「まさかウチが関係していたなんて」では遅い 日本企業に迫るフェンタニルの影:世界を読み解くニュース・サロン(2/4 ページ)
麻薬のフェンタニルの材料が、中国から日本経由で密輸されていることが報じられた。米国では大きな問題になっており、中国が現代版の「アヘン戦争」を仕掛けているともいわれる。日本企業のビジネスにもリスクを伴う。何に気を付けるべきなのか。
現代版の「アヘン戦争」
フェンタニルについては、以前から米中の間で大きな国際摩擦に発展している。ドナルド・トランプ大統領や習近平国家主席も登場して議論になっており、輸出規制なども厳しく行われてきた。しかし、冒頭で触れたように、輸出の迂回(うかい)地として日本が使われた可能性が指摘されているのである。
米国に渡るフェンタニルは、ほとんどがメキシコやカナダでマフィアが薬物として製造して密輸する。マフィアは、米国内に多数いるフェンタニルを含むオピオイド依存症の人々に対し、路上などで違法に販売して利益を得ている。
そして、フェンタニルの原料や関連物質のほとんどを生産し、供給源となっているのが、中国だ。
今から10年ほど前に、米国でフェンタニルなどの中毒者が問題になり始めた。

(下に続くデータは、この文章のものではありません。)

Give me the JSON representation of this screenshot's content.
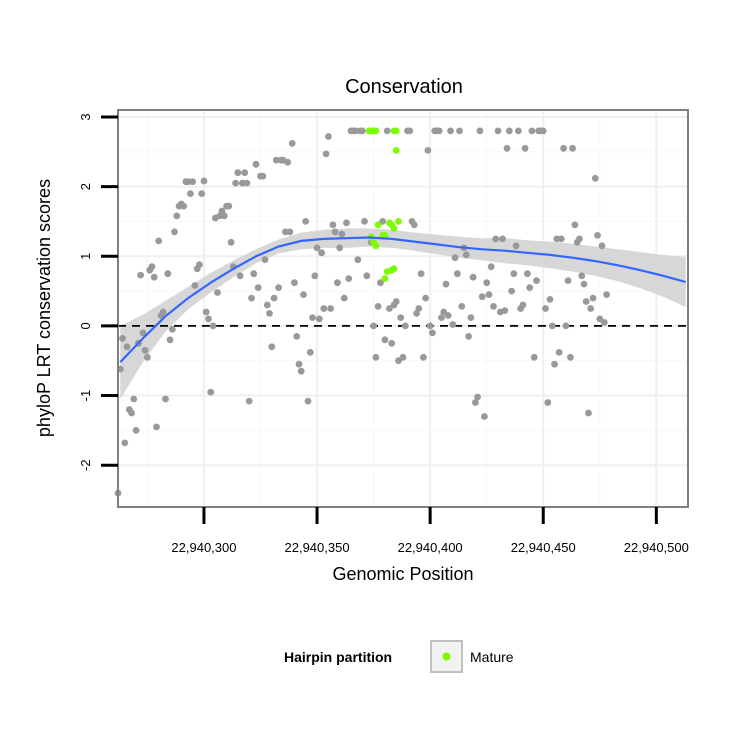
{
  "chart_data": {
    "type": "scatter",
    "title": "Conservation",
    "xlabel": "Genomic Position",
    "ylabel": "phyloP LRT conservation scores",
    "xlim": [
      22940262,
      22940514
    ],
    "ylim": [
      -2.6,
      3.1
    ],
    "x_ticks": [
      22940300,
      22940350,
      22940400,
      22940450,
      22940500
    ],
    "x_tick_labels": [
      "22,940,300",
      "22,940,350",
      "22,940,400",
      "22,940,450",
      "22,940,500"
    ],
    "y_ticks": [
      -2,
      -1,
      0,
      1,
      2,
      3
    ],
    "y_tick_labels": [
      "-2",
      "-1",
      "0",
      "1",
      "2",
      "3"
    ],
    "grid": true,
    "reference_line": {
      "y": 0,
      "style": "dashed"
    },
    "legend": {
      "title": "Hairpin partition",
      "position": "bottom",
      "entries": [
        "Mature"
      ]
    },
    "colors": {
      "other": "#999999",
      "mature": "#7CFC00",
      "smooth": "#3366FF",
      "band": "#D3D3D3",
      "panel_border": "#7f7f7f"
    },
    "series": [
      {
        "name": "",
        "color": "#999999",
        "points": [
          [
            22940262,
            -2.4
          ],
          [
            22940263,
            -0.62
          ],
          [
            22940264,
            -0.18
          ],
          [
            22940265,
            -1.68
          ],
          [
            22940266,
            -0.3
          ],
          [
            22940267,
            -1.2
          ],
          [
            22940268,
            -1.25
          ],
          [
            22940269,
            -1.05
          ],
          [
            22940270,
            -1.5
          ],
          [
            22940271,
            -0.25
          ],
          [
            22940272,
            0.73
          ],
          [
            22940273,
            -0.1
          ],
          [
            22940274,
            -0.35
          ],
          [
            22940275,
            -0.45
          ],
          [
            22940276,
            0.8
          ],
          [
            22940277,
            0.85
          ],
          [
            22940278,
            0.7
          ],
          [
            22940279,
            -1.45
          ],
          [
            22940280,
            1.22
          ],
          [
            22940281,
            0.15
          ],
          [
            22940282,
            0.2
          ],
          [
            22940283,
            -1.05
          ],
          [
            22940284,
            0.75
          ],
          [
            22940285,
            -0.2
          ],
          [
            22940286,
            -0.05
          ],
          [
            22940287,
            1.35
          ],
          [
            22940288,
            1.58
          ],
          [
            22940289,
            1.72
          ],
          [
            22940290,
            1.75
          ],
          [
            22940291,
            1.72
          ],
          [
            22940292,
            2.07
          ],
          [
            22940293,
            2.07
          ],
          [
            22940294,
            1.9
          ],
          [
            22940295,
            2.07
          ],
          [
            22940296,
            0.58
          ],
          [
            22940297,
            0.82
          ],
          [
            22940298,
            0.88
          ],
          [
            22940299,
            1.9
          ],
          [
            22940300,
            2.08
          ],
          [
            22940301,
            0.2
          ],
          [
            22940302,
            0.1
          ],
          [
            22940303,
            -0.95
          ],
          [
            22940304,
            0.0
          ],
          [
            22940305,
            1.55
          ],
          [
            22940306,
            0.48
          ],
          [
            22940307,
            1.58
          ],
          [
            22940308,
            1.65
          ],
          [
            22940309,
            1.58
          ],
          [
            22940310,
            1.72
          ],
          [
            22940311,
            1.72
          ],
          [
            22940312,
            1.2
          ],
          [
            22940313,
            0.85
          ],
          [
            22940314,
            2.05
          ],
          [
            22940315,
            2.2
          ],
          [
            22940316,
            0.72
          ],
          [
            22940317,
            2.05
          ],
          [
            22940318,
            2.2
          ],
          [
            22940319,
            2.05
          ],
          [
            22940320,
            -1.08
          ],
          [
            22940321,
            0.4
          ],
          [
            22940322,
            0.75
          ],
          [
            22940323,
            2.32
          ],
          [
            22940324,
            0.55
          ],
          [
            22940325,
            2.15
          ],
          [
            22940326,
            2.15
          ],
          [
            22940327,
            0.95
          ],
          [
            22940328,
            0.3
          ],
          [
            22940329,
            0.18
          ],
          [
            22940330,
            -0.3
          ],
          [
            22940331,
            0.4
          ],
          [
            22940332,
            2.38
          ],
          [
            22940333,
            0.55
          ],
          [
            22940334,
            2.38
          ],
          [
            22940335,
            2.38
          ],
          [
            22940336,
            1.35
          ],
          [
            22940337,
            2.35
          ],
          [
            22940338,
            1.35
          ],
          [
            22940339,
            2.62
          ],
          [
            22940340,
            0.62
          ],
          [
            22940341,
            -0.15
          ],
          [
            22940342,
            -0.55
          ],
          [
            22940343,
            -0.65
          ],
          [
            22940344,
            0.45
          ],
          [
            22940345,
            1.5
          ],
          [
            22940346,
            -1.08
          ],
          [
            22940347,
            -0.38
          ],
          [
            22940348,
            0.12
          ],
          [
            22940349,
            0.72
          ],
          [
            22940350,
            1.12
          ],
          [
            22940351,
            0.1
          ],
          [
            22940352,
            1.05
          ],
          [
            22940353,
            0.25
          ],
          [
            22940354,
            2.47
          ],
          [
            22940355,
            2.72
          ],
          [
            22940356,
            0.25
          ],
          [
            22940357,
            1.45
          ],
          [
            22940358,
            1.35
          ],
          [
            22940359,
            0.62
          ],
          [
            22940360,
            1.12
          ],
          [
            22940361,
            1.32
          ],
          [
            22940362,
            0.4
          ],
          [
            22940363,
            1.48
          ],
          [
            22940364,
            0.68
          ],
          [
            22940365,
            2.8
          ],
          [
            22940366,
            2.8
          ],
          [
            22940367,
            2.8
          ],
          [
            22940368,
            0.95
          ],
          [
            22940369,
            2.8
          ],
          [
            22940370,
            2.8
          ],
          [
            22940371,
            1.5
          ],
          [
            22940372,
            0.72
          ],
          [
            22940373,
            2.8
          ],
          [
            22940374,
            1.2
          ],
          [
            22940375,
            0.0
          ],
          [
            22940376,
            -0.45
          ],
          [
            22940377,
            0.28
          ],
          [
            22940378,
            0.62
          ],
          [
            22940379,
            1.5
          ],
          [
            22940380,
            -0.2
          ],
          [
            22940381,
            2.8
          ],
          [
            22940382,
            0.25
          ],
          [
            22940383,
            -0.25
          ],
          [
            22940384,
            0.3
          ],
          [
            22940385,
            0.35
          ],
          [
            22940386,
            -0.5
          ],
          [
            22940387,
            0.12
          ],
          [
            22940388,
            -0.45
          ],
          [
            22940389,
            0.0
          ],
          [
            22940390,
            2.8
          ],
          [
            22940391,
            2.8
          ],
          [
            22940392,
            1.5
          ],
          [
            22940393,
            1.45
          ],
          [
            22940394,
            0.18
          ],
          [
            22940395,
            0.25
          ],
          [
            22940396,
            0.75
          ],
          [
            22940397,
            -0.45
          ],
          [
            22940398,
            0.4
          ],
          [
            22940399,
            2.52
          ],
          [
            22940400,
            0.0
          ],
          [
            22940401,
            -0.1
          ],
          [
            22940402,
            2.8
          ],
          [
            22940403,
            2.8
          ],
          [
            22940404,
            2.8
          ],
          [
            22940405,
            0.12
          ],
          [
            22940406,
            0.2
          ],
          [
            22940407,
            0.6
          ],
          [
            22940408,
            0.15
          ],
          [
            22940409,
            2.8
          ],
          [
            22940410,
            0.02
          ],
          [
            22940411,
            0.98
          ],
          [
            22940412,
            0.75
          ],
          [
            22940413,
            2.8
          ],
          [
            22940414,
            0.28
          ],
          [
            22940415,
            1.12
          ],
          [
            22940416,
            1.02
          ],
          [
            22940417,
            -0.15
          ],
          [
            22940418,
            0.12
          ],
          [
            22940419,
            0.7
          ],
          [
            22940420,
            -1.1
          ],
          [
            22940421,
            -1.02
          ],
          [
            22940422,
            2.8
          ],
          [
            22940423,
            0.42
          ],
          [
            22940424,
            -1.3
          ],
          [
            22940425,
            0.62
          ],
          [
            22940426,
            0.45
          ],
          [
            22940427,
            0.85
          ],
          [
            22940428,
            0.28
          ],
          [
            22940429,
            1.25
          ],
          [
            22940430,
            2.8
          ],
          [
            22940431,
            0.2
          ],
          [
            22940432,
            1.25
          ],
          [
            22940433,
            0.22
          ],
          [
            22940434,
            2.55
          ],
          [
            22940435,
            2.8
          ],
          [
            22940436,
            0.5
          ],
          [
            22940437,
            0.75
          ],
          [
            22940438,
            1.15
          ],
          [
            22940439,
            2.8
          ],
          [
            22940440,
            0.25
          ],
          [
            22940441,
            0.3
          ],
          [
            22940442,
            2.55
          ],
          [
            22940443,
            0.75
          ],
          [
            22940444,
            0.55
          ],
          [
            22940445,
            2.8
          ],
          [
            22940446,
            -0.45
          ],
          [
            22940447,
            0.65
          ],
          [
            22940448,
            2.8
          ],
          [
            22940449,
            2.8
          ],
          [
            22940450,
            2.8
          ],
          [
            22940451,
            0.25
          ],
          [
            22940452,
            -1.1
          ],
          [
            22940453,
            0.38
          ],
          [
            22940454,
            0.0
          ],
          [
            22940455,
            -0.55
          ],
          [
            22940456,
            1.25
          ],
          [
            22940457,
            -0.38
          ],
          [
            22940458,
            1.25
          ],
          [
            22940459,
            2.55
          ],
          [
            22940460,
            0.0
          ],
          [
            22940461,
            0.65
          ],
          [
            22940462,
            -0.45
          ],
          [
            22940463,
            2.55
          ],
          [
            22940464,
            1.45
          ],
          [
            22940465,
            1.2
          ],
          [
            22940466,
            1.25
          ],
          [
            22940467,
            0.72
          ],
          [
            22940468,
            0.6
          ],
          [
            22940469,
            0.35
          ],
          [
            22940470,
            -1.25
          ],
          [
            22940471,
            0.25
          ],
          [
            22940472,
            0.4
          ],
          [
            22940473,
            2.12
          ],
          [
            22940474,
            1.3
          ],
          [
            22940475,
            0.1
          ],
          [
            22940476,
            1.15
          ],
          [
            22940477,
            0.05
          ],
          [
            22940478,
            0.45
          ]
        ]
      },
      {
        "name": "Mature",
        "color": "#7CFC00",
        "points": [
          [
            22940373,
            2.8
          ],
          [
            22940374,
            2.8
          ],
          [
            22940375,
            2.8
          ],
          [
            22940376,
            2.8
          ],
          [
            22940384,
            2.8
          ],
          [
            22940385,
            2.8
          ],
          [
            22940385,
            2.52
          ],
          [
            22940374,
            1.28
          ],
          [
            22940375,
            1.2
          ],
          [
            22940376,
            1.15
          ],
          [
            22940377,
            1.45
          ],
          [
            22940379,
            1.3
          ],
          [
            22940380,
            1.3
          ],
          [
            22940382,
            1.48
          ],
          [
            22940383,
            1.45
          ],
          [
            22940384,
            1.4
          ],
          [
            22940386,
            1.5
          ],
          [
            22940380,
            0.68
          ],
          [
            22940381,
            0.78
          ],
          [
            22940383,
            0.8
          ],
          [
            22940384,
            0.82
          ]
        ]
      }
    ],
    "smooth": {
      "x": [
        22940263,
        22940273,
        22940283,
        22940293,
        22940303,
        22940313,
        22940323,
        22940333,
        22940343,
        22940353,
        22940363,
        22940373,
        22940383,
        22940393,
        22940403,
        22940413,
        22940423,
        22940433,
        22940443,
        22940453,
        22940463,
        22940473,
        22940483,
        22940493,
        22940503,
        22940513
      ],
      "y": [
        -0.52,
        -0.18,
        0.14,
        0.4,
        0.62,
        0.82,
        1.0,
        1.14,
        1.22,
        1.25,
        1.26,
        1.27,
        1.25,
        1.21,
        1.17,
        1.13,
        1.1,
        1.08,
        1.05,
        1.02,
        0.98,
        0.93,
        0.87,
        0.8,
        0.72,
        0.63
      ],
      "lower": [
        -1.05,
        -0.52,
        -0.08,
        0.24,
        0.48,
        0.7,
        0.9,
        1.04,
        1.1,
        1.12,
        1.12,
        1.14,
        1.12,
        1.08,
        1.03,
        0.98,
        0.94,
        0.9,
        0.87,
        0.83,
        0.78,
        0.72,
        0.64,
        0.54,
        0.42,
        0.27
      ],
      "upper": [
        0.0,
        0.16,
        0.36,
        0.56,
        0.76,
        0.94,
        1.1,
        1.24,
        1.34,
        1.38,
        1.4,
        1.4,
        1.38,
        1.34,
        1.31,
        1.28,
        1.26,
        1.26,
        1.23,
        1.21,
        1.18,
        1.14,
        1.1,
        1.06,
        1.02,
        0.99
      ]
    }
  }
}
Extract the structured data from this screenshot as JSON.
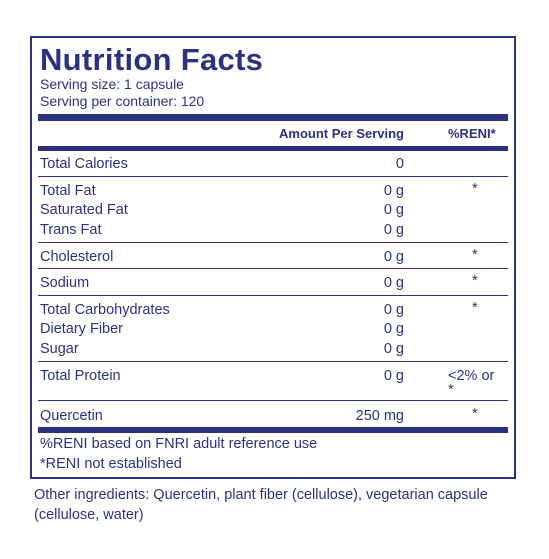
{
  "label": {
    "title": "Nutrition Facts",
    "serving_size": "Serving size: 1 capsule",
    "servings_per_container": "Serving per container: 120",
    "col_amount": "Amount Per Serving",
    "col_reni": "%RENI*",
    "groups": [
      {
        "rows": [
          {
            "name": "Total Calories",
            "amount": "0",
            "reni": ""
          }
        ]
      },
      {
        "rows": [
          {
            "name": "Total Fat",
            "amount": "0 g",
            "reni": "*"
          },
          {
            "name": "Saturated Fat",
            "amount": "0 g",
            "reni": ""
          },
          {
            "name": "Trans Fat",
            "amount": "0 g",
            "reni": ""
          }
        ]
      },
      {
        "rows": [
          {
            "name": "Cholesterol",
            "amount": "0 g",
            "reni": "*"
          }
        ]
      },
      {
        "rows": [
          {
            "name": "Sodium",
            "amount": "0 g",
            "reni": "*"
          }
        ]
      },
      {
        "rows": [
          {
            "name": "Total Carbohydrates",
            "amount": "0 g",
            "reni": "*"
          },
          {
            "name": "Dietary Fiber",
            "amount": "0 g",
            "reni": ""
          },
          {
            "name": "Sugar",
            "amount": "0 g",
            "reni": ""
          }
        ]
      },
      {
        "rows": [
          {
            "name": "Total Protein",
            "amount": "0 g",
            "reni": "<2% or",
            "reni2": "*"
          }
        ]
      },
      {
        "rows": [
          {
            "name": "Quercetin",
            "amount": "250 mg",
            "reni": "*"
          }
        ]
      }
    ],
    "footnote1": "%RENI based on FNRI adult reference use",
    "footnote2": "*RENI not established"
  },
  "other_ingredients": "Other ingredients: Quercetin, plant fiber (cellulose), vegetarian capsule (cellulose, water)",
  "colors": {
    "ink": "#2b3380"
  }
}
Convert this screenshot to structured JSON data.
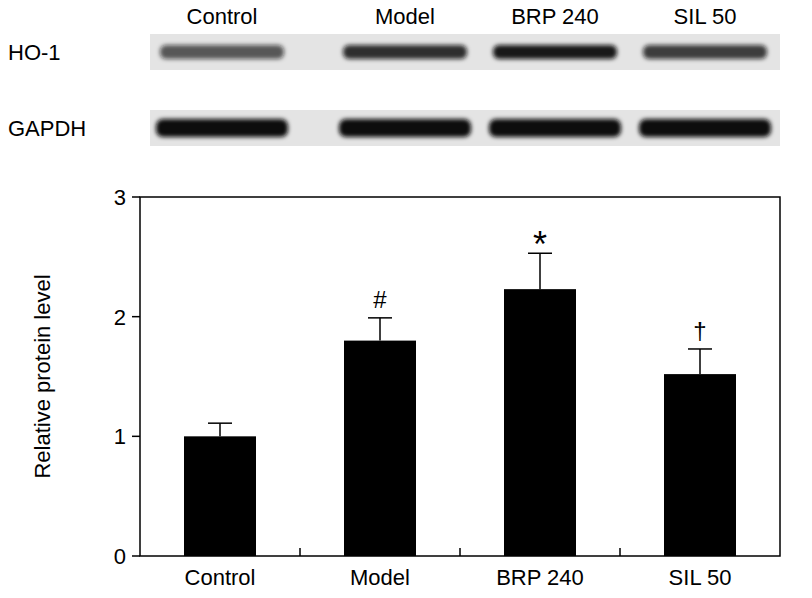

そして捜査の結果、供給源として中国が浮上。2017年の米中経済安全保障調査委員会の報告書では、中国の規制が緩いことでこうした薬物が製造・輸出されてきたと指摘している。
そして2017年、米国で史上初めて、中国で製造したフェンタニルや類似品を米国に密輸したとして中国人が起訴されている。ただその後も密輸は続いており、中国政府に近い情報源を持つ関係者の証言によると、当時から中国共産党が米国にフェンタニル中毒をまん延させる指示を出していたという。
こうなると、もはや、いわゆる現代版の「アヘン戦争」だといえる。しかも「プロジェクト・ゼロ」という具体的な計画名も報じられている。中国政府筋によると、これはメキシコとカナダを経由してフェンタニルを流通させることで、米国を弱体化させる秘密計画だという。